Breathing is different when you know what your lungs look like. 

I first realized this during a meditation session at Stanford’s Windhover building. The space — a large, subdivided room — is a self-described sanctuary in the heart of campus. The walls are mostly glass, broken up by long, clay-colored steel beams. Natural light, filtered through the surrounding trees, streams in to illuminate five larger-than-life paintings — a series called “The Windhover” — depicting bird wings in muted shades of yellow and beige.

As I sit on the hardwood floor, listening to the sound of water running off the many fountains lining the room, I try drowning out the internal sounds of stress. A new medical student, I have returned to school after a two-year hiatus, and I’m still trying to get my bearings. I have a looming test and endless to-do lists, but for the next twenty minutes, I intend to turn off my thoughts and relax.

“Close your eyes and take a deep breath.”

I do. And with my exhale, I’m transported to a very different room. Another large, open space, but without a single window. A room with white walls, awash in fluorescent lights that reflect off the metallic bench tops. I’m in the anatomy lab, and the only sound I hear is the humming of air vents, the only art I see is the single, child-like painting of a dissection, hung crooked above the sinks. Yet, this space is a kind of sanctuary too.

During class, the anatomy lab whirls with activity: students chat, cut, and complain. We hurry to complete tasks and to identify structures. But after-hours, the lab transforms. It becomes a place to pause, to pay respects, and to meditate over the physical parts that make a human whole. During those hours, I examine organs and vessels. I’m not rushing to a meeting or itching to complete assignments; I’m present, focused, and actually calm.

I recently removed my cadaver’s lungs: brown blobs laced with black swirling lines like tattoos. The lines are normal, I’m told, just part of living and breathing in an urban area. Lungs feel spongy: squishy, but solid through their core. I held one for a moment, committing its texture and weight to memory, before flipping it over to examine the airways, arteries, and veins.

“Take another breath … inhale …”

I imagine my own lungs, perhaps already darkened from years of city-living. I picture them: soft, but resilient, pulling in air, performing their most-critical and basic task. I breathe in awe of the hunks of tissue resting in my chest, keeping me alive.

Even in my first few months of school, anatomy has transformed my relationship to my body.

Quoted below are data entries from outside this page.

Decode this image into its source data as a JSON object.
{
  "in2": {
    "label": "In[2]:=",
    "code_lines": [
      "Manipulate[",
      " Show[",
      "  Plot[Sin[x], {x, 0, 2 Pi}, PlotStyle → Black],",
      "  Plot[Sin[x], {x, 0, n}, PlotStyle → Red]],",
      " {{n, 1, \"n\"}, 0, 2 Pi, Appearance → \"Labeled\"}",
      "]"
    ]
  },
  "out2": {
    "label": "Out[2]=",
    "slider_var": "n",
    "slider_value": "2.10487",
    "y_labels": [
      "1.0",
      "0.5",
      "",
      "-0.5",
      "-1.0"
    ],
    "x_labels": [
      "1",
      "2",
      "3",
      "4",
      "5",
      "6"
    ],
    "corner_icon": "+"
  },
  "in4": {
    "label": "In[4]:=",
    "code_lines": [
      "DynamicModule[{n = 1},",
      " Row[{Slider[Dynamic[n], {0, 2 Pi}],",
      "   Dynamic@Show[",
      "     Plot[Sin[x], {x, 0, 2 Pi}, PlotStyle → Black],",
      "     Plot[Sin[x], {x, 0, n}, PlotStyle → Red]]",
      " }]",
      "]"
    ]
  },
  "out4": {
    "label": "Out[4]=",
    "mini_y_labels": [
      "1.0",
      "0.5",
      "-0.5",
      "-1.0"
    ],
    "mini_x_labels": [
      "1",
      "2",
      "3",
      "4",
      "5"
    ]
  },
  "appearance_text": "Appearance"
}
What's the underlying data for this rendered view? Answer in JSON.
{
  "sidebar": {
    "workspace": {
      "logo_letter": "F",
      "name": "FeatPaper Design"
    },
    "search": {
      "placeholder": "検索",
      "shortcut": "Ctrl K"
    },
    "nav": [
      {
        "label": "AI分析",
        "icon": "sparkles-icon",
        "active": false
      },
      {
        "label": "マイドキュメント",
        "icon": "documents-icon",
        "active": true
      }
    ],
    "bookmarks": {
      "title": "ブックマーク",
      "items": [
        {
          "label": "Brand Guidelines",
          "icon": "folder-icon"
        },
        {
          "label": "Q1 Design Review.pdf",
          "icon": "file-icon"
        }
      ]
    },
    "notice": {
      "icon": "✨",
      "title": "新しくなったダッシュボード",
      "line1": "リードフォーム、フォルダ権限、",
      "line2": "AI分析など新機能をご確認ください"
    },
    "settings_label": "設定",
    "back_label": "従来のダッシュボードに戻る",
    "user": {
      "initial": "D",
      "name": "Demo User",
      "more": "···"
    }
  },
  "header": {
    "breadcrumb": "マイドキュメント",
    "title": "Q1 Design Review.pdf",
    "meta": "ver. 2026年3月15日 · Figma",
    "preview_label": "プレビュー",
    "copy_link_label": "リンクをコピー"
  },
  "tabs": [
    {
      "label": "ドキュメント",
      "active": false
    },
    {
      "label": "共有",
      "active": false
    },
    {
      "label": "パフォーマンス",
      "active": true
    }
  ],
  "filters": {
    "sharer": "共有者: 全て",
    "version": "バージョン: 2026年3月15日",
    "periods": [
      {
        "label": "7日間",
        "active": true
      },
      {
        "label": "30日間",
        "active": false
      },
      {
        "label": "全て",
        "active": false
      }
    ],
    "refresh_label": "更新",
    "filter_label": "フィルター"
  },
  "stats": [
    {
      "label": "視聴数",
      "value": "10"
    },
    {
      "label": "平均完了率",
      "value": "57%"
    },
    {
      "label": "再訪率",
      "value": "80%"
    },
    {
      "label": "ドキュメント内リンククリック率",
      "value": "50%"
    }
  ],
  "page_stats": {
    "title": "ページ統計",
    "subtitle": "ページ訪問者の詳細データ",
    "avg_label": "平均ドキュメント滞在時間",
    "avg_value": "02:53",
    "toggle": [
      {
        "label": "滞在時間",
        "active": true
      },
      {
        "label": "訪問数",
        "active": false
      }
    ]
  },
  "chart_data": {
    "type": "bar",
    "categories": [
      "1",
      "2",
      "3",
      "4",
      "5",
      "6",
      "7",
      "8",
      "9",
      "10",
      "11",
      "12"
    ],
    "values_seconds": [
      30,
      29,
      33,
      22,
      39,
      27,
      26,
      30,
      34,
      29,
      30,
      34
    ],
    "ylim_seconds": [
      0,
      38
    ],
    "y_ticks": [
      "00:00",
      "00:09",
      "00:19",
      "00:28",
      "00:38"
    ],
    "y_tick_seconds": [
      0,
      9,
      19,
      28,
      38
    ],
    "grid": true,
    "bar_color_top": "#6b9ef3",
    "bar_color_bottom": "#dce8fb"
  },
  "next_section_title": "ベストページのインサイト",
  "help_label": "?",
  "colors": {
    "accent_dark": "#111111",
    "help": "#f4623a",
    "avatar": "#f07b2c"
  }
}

While lying on the couch, I percuss my liver. When I run the Dish Trail, I try to guess which muscles coordinate my strides. After I bike to class, I check my pulse. These little moments of bodily awareness might help me learn. But, much more importantly, they feel like my first practice in a new kind of empathy, a physical one.

I wonder how far this empathy will go and what forms it will take. When my future patients hurt, how will I experience their pain? When they recover and rejoice, how will I celebrate? When they cry, will I? When they stop breathing, will I hold my breath?

Breathing is different when you know what your lungs look like.

The meditation ends. I open my eyes to a dozen more questions. I leave Windhover and head back to my other sanctuary: the lab, where I can take another kind of deep breath.